送電線は大手だけでなく電力自由化で参入した、
原発を持たない新電力にも負担の義務を負わせる。
従って、電力消費者は契約先に関係なく、
月平均で18円の負担が課せられることになります。
これは、実質上の電気料金の値上げではないでしょうか。
(システムには経産省の理由付けがあるのですが、ここでは割愛します)。
事故前までの電気代は事故対応費を含まず、国民は安い電気を使ってきた。
その間に集め損ねた事故対応費の分をこれから
国民に2020年から40年かけて払ってもらう(朝日編集委員・上田俊英)
原発事故の2011年に生まれた人は、このとき50歳目前です。
自分たちが生まれた年に起こった原発事故の責任をなぜ私たちの世代が負わなければならないのか。

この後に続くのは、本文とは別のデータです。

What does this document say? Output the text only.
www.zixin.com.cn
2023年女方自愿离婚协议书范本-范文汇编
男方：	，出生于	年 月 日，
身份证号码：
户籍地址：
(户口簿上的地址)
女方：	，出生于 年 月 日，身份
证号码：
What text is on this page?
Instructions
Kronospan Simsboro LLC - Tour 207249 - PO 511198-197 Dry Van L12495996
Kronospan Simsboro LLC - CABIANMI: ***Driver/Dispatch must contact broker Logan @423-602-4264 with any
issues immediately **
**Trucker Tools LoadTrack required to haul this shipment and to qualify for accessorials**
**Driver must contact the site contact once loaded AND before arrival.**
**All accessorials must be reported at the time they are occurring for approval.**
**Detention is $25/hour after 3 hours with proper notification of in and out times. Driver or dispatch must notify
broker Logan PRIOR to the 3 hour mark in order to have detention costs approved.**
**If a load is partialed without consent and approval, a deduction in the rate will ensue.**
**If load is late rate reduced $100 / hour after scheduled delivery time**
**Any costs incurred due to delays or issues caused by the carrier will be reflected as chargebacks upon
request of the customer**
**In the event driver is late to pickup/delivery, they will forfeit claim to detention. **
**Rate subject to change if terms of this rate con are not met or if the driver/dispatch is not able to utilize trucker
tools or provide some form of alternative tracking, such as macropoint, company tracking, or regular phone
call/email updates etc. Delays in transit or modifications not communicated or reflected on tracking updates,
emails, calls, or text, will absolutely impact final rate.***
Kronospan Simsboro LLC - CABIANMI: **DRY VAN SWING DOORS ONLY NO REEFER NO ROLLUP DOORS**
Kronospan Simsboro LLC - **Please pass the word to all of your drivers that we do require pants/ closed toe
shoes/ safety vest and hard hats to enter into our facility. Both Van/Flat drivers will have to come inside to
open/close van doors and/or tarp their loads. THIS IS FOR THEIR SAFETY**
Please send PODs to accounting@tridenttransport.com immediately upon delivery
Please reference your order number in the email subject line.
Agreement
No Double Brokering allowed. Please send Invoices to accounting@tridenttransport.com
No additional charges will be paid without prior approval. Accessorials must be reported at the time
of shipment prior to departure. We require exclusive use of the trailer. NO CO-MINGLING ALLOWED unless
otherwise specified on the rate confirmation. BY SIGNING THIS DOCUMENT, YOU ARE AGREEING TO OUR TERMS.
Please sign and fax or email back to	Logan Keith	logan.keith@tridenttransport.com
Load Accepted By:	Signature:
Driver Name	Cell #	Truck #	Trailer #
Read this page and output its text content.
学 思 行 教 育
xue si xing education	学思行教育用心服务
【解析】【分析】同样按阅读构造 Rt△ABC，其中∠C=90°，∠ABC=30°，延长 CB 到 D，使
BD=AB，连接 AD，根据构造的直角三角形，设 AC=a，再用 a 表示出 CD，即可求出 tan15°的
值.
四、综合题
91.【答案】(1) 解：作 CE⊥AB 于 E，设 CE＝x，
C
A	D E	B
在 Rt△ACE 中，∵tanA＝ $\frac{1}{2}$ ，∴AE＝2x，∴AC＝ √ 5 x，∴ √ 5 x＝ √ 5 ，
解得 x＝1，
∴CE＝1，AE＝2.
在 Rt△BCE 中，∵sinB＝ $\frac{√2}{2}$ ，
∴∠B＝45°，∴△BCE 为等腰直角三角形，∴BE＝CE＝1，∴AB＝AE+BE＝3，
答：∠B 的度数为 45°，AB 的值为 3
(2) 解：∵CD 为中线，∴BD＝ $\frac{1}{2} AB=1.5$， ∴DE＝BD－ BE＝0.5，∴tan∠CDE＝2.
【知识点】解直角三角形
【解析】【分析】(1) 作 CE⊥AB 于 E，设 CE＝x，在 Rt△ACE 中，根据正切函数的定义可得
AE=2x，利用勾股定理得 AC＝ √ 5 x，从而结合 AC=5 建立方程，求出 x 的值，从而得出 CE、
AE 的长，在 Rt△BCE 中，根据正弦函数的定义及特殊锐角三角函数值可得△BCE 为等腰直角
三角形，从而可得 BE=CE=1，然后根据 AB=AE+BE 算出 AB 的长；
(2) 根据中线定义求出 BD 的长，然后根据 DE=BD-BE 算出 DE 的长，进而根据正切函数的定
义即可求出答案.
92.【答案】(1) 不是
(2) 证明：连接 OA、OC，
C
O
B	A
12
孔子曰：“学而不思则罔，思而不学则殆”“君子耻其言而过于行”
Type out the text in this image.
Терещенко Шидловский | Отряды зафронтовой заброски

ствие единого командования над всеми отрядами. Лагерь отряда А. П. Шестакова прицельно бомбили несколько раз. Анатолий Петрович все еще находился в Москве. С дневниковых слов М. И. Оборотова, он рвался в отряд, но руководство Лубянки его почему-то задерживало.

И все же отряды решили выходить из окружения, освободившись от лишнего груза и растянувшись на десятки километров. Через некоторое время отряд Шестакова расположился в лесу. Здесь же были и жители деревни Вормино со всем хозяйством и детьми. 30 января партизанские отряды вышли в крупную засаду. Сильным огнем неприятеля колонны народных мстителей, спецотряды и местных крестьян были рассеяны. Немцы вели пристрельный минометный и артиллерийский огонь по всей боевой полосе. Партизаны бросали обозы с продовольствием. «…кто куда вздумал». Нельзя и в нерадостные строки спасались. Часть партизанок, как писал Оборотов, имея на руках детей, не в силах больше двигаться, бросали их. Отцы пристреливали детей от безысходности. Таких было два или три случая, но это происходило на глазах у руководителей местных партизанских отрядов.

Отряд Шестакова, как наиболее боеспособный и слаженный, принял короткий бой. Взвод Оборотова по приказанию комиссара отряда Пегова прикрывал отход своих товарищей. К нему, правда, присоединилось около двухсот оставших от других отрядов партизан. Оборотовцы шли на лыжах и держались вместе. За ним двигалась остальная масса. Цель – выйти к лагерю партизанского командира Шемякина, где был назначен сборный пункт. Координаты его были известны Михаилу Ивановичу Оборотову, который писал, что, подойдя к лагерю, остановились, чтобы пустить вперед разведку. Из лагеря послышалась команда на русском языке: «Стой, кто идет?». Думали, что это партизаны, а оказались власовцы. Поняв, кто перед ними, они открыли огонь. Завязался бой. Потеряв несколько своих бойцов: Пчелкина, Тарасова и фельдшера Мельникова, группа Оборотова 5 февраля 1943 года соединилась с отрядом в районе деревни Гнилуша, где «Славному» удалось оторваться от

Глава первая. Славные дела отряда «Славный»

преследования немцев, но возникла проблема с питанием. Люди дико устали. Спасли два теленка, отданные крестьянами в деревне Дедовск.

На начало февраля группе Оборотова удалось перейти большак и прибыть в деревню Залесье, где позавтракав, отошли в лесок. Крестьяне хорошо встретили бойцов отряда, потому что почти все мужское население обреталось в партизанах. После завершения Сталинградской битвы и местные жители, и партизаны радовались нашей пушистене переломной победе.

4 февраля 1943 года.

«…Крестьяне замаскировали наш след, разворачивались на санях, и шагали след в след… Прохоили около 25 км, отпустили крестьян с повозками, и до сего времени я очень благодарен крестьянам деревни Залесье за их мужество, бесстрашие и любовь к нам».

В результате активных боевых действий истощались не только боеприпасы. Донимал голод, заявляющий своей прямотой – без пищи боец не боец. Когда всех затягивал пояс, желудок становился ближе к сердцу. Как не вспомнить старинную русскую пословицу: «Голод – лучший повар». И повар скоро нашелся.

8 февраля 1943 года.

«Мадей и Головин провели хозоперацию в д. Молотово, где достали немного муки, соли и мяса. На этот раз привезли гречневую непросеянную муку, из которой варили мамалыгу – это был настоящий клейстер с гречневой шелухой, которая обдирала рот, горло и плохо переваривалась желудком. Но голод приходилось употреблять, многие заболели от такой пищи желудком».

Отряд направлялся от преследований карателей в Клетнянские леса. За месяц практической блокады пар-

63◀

原発コストは他の電気エネルギーと比べて安いと政府は、公言してはばからないが、
本当にそうなのでしょうか。
世代間で継承し良いのは、次の世代に引き渡してもきちんと説明のつく施策です。
負の遺産はその世代で解消し、後の世代に継承しない。
施政者のそして私たちの戒めとしなければならないことではないでしょうか。
これまで見てきたように、原発事故の費用負担は、未来の世代にまで負担を強いる。
高速炉の実証炉の建設も、今の子どもたちの世代が負っていきます。
使用済み核燃料から出る「高レベル放射性廃棄物」は、
10万年もその危険と向き合わなければならず、
現在、その隔離方法さえ確立されていない。
私たちはこんな危険な得体のしれないものを発明し、手なずけようとしている。
それはあたかも、科学者のフランケンシュタインが作り出した「怪物」のように一人歩きし、
どうにも手におえないものを、私たちは手なずけているようにも見える。
プロメテウスの火にならないように、私たちは次の世代に、
「昔こんなことがあった」と説明できる大人として責任を持ちたい。